Mark also points out the opportunities created by UnaVista’s Rules Engine, a powerful tool that can get sections of client data and decipher what needs reporting and under what regulation. “It’s not just MiFID and EMIR out there, there are several other regulatory requirements for market participants to comply with and we can help them,” he says. “We can collect the information once and help clients to comply with multiple regulations, effectively dragging out the relevant fields of data to create the report on their behalf.”

The idea of TRs competing isn’t universally popular, but that’s the way the market is headed. ESMA has had seven (at the time of writing) public applications to become a TR, of which UnaVista is one.

“If you look at the space in general, without competition innovation is starved; without competition pricing is not competitive and of course, without competition, clients don’t have choice,” says Mark on the subject. “I think it’s the right decision to allow natural economic and competitive forces to determine which trade repositories customers want to use.”

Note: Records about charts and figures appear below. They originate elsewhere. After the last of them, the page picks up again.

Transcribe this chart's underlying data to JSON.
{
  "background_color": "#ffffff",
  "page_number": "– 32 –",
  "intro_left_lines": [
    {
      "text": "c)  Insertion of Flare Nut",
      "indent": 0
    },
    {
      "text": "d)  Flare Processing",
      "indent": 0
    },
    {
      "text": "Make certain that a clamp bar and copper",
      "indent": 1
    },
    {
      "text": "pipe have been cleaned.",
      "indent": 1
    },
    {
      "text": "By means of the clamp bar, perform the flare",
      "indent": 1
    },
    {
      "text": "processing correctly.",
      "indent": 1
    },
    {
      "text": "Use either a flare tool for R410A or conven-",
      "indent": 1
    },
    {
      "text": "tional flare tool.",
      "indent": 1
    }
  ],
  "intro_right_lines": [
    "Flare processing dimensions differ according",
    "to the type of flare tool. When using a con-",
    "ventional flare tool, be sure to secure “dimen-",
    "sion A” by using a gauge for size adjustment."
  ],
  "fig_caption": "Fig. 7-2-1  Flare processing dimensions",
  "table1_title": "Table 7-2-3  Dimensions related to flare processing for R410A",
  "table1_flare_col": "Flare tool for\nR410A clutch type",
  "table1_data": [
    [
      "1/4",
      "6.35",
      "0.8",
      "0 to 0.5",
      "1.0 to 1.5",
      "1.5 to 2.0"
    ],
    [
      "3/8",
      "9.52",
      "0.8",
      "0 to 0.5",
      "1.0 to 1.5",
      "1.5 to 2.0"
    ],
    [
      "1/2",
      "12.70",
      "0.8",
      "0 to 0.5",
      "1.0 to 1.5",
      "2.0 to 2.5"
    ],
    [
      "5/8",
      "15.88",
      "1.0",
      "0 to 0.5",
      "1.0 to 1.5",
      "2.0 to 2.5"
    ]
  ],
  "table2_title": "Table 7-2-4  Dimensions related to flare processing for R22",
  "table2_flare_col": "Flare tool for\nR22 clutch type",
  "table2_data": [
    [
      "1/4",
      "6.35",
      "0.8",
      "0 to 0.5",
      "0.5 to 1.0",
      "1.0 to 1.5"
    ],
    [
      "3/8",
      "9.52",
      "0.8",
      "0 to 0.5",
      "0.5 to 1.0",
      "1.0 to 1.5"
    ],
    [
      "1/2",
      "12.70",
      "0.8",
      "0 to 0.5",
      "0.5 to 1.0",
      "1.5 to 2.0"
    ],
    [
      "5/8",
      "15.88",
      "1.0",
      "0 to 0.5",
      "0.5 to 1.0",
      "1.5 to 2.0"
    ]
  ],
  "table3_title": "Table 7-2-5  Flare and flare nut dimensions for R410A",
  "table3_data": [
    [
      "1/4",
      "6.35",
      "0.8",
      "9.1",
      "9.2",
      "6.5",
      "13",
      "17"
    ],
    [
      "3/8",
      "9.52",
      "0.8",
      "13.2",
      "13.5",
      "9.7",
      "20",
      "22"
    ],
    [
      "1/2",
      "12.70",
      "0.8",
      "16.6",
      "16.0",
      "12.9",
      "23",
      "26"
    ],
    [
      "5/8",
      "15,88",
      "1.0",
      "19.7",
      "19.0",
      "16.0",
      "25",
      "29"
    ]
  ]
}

The main fear amongst objectors to this way of doing things is that it will be incredibly tough for the regulators to aggregate all of the necessary data in order to identify risks in the market. In the US, where trade reporting is already under way, CFTC (the Commodity Futures Trading Commission) commissioner, Scott O’Malia has been vocal in stating that the data being gathered isn’t putting the regulator is a position to identify risks such as that posed by AIG or the London Whale in having huge positions.

In gathering the number of trades, how can anyone asses the position of a company? The real risk in the derivatives market is in the position held, just like at AIG and with the London Whale. The risk is not in the number of trades.

“The simple answer is that, like all the other TRs, we’re in healthy dialogue with ESMA around the requirements,” says Mark. “One of the areas of discussion is exactly that – the calculation of positions. Another area is how we would then provide that information to the various regulators. It’s not just ESMA that has an interest here; there are the National Competent Authorities, too.”

If not the regulators, then at least the TRs themselves have some idea of how they can be effective. The April 2013 CPSS-IOSCO paper titled Authorities’ access to trade repositories data also raises the question of aggregation. “OTCD data will be held in multiple TRs, requiring some form of aggregation of data to get a comprehensive and accurate view of the global OTC derivatives market and activities. Absent that, the financial stability objectives of the G20 in calling for TRs might not be achieved.”

It is an issue that UnaVista is well aware of. “If we are granted trade repository status we will need to establish interoperability with the other repositories so that we can do matching – we’re required to match the two counterparty reports and if they don’t match then we need to send them back with reasons why they don’t match,” says David. “We can only do that, of course, if we speak to each other.

“The trade repositories, under ESMA, have to work together. Under any given trade there could be more than one report. Let’s say, for example, that there are four legs that make up a trade. If the counterparties involved have elected to use different repositories, naturally, the regulator has a job of aggregating that information and the only way that can work is if the repositories work together to reconcile the data. That’s one of the core requirements of us as a trade repository.

“The tricky element of all this is that ESMA hasn’t given us sight who all of the other applicants are.”

The UnaVista TR offering appears well set within the LSE framework. It is approaching the TR landscape from a successful data perspective and has a hugely successful background in data reporting under MiFID.

The alignment between, not just the TR requirement under EMIR but, all reporting requirements across the plethora of regulations, makes UnaVista a hugely attractive proposition to companies looking to simplify their requirements across multiple regulatory frameworks.

Whichever way ESMA goes and whatever approvals ESMA hands out, UnaVista will be positioned to assist clients in meeting their obligations.